The United Arab Emirates, one of the GCC countries, has demonstrated the importance of common fiscal markets in its emirates. The economic stability of the United Arab Emirates emanates from its diversification in aspects of labor markets, industrial development, and fiscal markets, thus making it a favorable international trade hub in the Middle East.
Intermittent changes of oil prices have serious implications for fiscal markets and external trade since inflation rates are unfavorable to the GCC. Therefore, to overcome fiscal challenges, the GCC is seeking to establish a single currency to unite various states and thus strengthen their currency against major currencies such as dollar and euro.
Reforms in fiscal markets aim at revamping banking policies and regulations, strengthening market securities, and curbing money laundering. These reforms have led to marked changes in fiscal markets that have resulted into stabilization of the economy in the GCC.
Fasano and Iqbal note, “All GCC countries share sound and well-supervised banking systems…banks are well-capitalized and profitable” (5). Common banking system has enhanced economic stability and sustainability amongst the GCC states.

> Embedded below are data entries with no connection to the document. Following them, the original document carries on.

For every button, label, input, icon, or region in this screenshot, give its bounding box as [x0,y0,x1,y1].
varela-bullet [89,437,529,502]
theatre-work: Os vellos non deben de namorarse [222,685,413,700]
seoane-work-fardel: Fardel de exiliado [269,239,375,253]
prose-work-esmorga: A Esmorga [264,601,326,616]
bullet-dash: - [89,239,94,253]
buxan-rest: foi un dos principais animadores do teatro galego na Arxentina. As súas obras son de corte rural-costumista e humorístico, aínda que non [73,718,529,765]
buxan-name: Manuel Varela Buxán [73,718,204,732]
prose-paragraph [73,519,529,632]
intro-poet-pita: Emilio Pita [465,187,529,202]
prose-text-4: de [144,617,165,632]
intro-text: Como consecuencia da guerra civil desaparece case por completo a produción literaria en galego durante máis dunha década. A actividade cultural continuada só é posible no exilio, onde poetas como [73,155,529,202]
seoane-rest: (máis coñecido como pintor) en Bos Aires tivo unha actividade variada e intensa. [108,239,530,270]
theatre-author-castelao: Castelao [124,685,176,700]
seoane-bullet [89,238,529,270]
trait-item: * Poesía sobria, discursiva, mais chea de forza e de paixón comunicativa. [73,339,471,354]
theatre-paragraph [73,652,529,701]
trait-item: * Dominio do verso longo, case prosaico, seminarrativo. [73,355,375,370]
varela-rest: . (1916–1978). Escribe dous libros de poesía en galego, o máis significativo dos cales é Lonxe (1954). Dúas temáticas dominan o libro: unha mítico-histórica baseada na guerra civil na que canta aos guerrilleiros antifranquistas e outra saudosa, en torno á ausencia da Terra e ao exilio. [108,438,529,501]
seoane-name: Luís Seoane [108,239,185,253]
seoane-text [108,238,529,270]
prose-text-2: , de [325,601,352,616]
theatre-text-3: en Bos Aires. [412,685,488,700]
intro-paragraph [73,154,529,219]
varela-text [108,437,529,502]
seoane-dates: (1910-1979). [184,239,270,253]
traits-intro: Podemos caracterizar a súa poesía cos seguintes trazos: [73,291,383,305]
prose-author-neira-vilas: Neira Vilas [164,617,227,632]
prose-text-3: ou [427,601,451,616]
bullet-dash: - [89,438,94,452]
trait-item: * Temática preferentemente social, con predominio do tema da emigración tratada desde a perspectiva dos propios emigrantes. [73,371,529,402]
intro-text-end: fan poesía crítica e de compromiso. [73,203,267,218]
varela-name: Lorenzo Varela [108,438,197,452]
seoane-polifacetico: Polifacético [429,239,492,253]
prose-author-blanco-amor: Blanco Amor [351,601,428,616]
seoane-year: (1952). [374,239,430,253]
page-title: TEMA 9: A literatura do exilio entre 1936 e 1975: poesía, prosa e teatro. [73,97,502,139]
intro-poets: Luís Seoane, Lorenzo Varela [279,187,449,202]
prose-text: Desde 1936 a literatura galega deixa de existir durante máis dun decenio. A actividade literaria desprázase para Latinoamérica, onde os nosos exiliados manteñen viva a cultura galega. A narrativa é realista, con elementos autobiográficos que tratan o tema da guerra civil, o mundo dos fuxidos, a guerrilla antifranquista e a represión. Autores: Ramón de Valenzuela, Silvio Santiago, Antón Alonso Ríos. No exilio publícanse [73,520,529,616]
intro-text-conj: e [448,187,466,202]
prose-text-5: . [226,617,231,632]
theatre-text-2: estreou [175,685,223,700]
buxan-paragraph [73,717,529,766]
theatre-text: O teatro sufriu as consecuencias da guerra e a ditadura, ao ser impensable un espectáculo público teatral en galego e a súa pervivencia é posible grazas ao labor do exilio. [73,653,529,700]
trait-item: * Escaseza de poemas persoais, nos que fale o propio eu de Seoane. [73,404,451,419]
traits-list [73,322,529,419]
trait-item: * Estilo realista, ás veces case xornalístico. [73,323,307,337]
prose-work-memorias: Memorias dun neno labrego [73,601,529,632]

Economic integration through fiscal markets has enabled the GCC to establish common trade. The GCC block has made a series of trade agreements, which have encouraged the establishment of foreign direct investments (FDI). For example, through economic integration and regulation of fiscal markets, foreign direct investments have significantly improved Bahrain’s economic growth.
“FDI improved Bahrain’s GDP and supplemented domestic investment, enhanced job creation and decreased unemployment rate, increased technology use, and enhanced social welfare in Bahrain” (Debab and Mansoor 26). Hence, economic integration is an effective way of building economically stable fiscal markets and promoting trade among GCC states.
Conclusion and Recommendation
Economic diversification is a strategy that GCC countries have employed in overcoming economic challenges associated with overreliance on oil and natural gas resources, as the only means of economic development. During the last three decades, GCC countries have experienced intermittent booms in oil prices and have utilized the proceeds in developing physical and social infrastructure.
However, due to the volatility of the oil economy, the global economic crises experienced in the early part of the 21st century have proved that the GCC economy is very vulnerable. Due to the realization of the economic volatility, the GCC formulated economic reforms that aimed at diversifying economic activities. The reforms focused on labor markets, human resource development, and fiscal markets.
Promotion of economic diversification in each of the sectors has enabled the GCC members to stabilize their economies and promote sustainability. Therefore, economic diversification reforms have proved as effective aspects in enhancing economic stability and sustainability amongst the GCC states.
Therefore, to strengthen and scale up economic diversification, the GCC members should improve regulations to be in tandem with the global economy. Reforms in labor markets should not focus on promoting employment of locals and restricting expatriates only.
Expatriates have a noble role to play in promoting the private sector, as well as the public sector. In the aspect of human resource development, the GCC members should reform their education systems in a bid to produce competitive human resources. Moreover, in the aspect of fiscal markets, the GCC countries should speed up the process of establishing a common currency.
Common currency will help the states in not only stabilizing financial markets but also improving trade among the GCC member states. Implementation of these recommendations will enhance economic stability and sustainability among the GCC members, thus creating a strong economic block in the Middle East.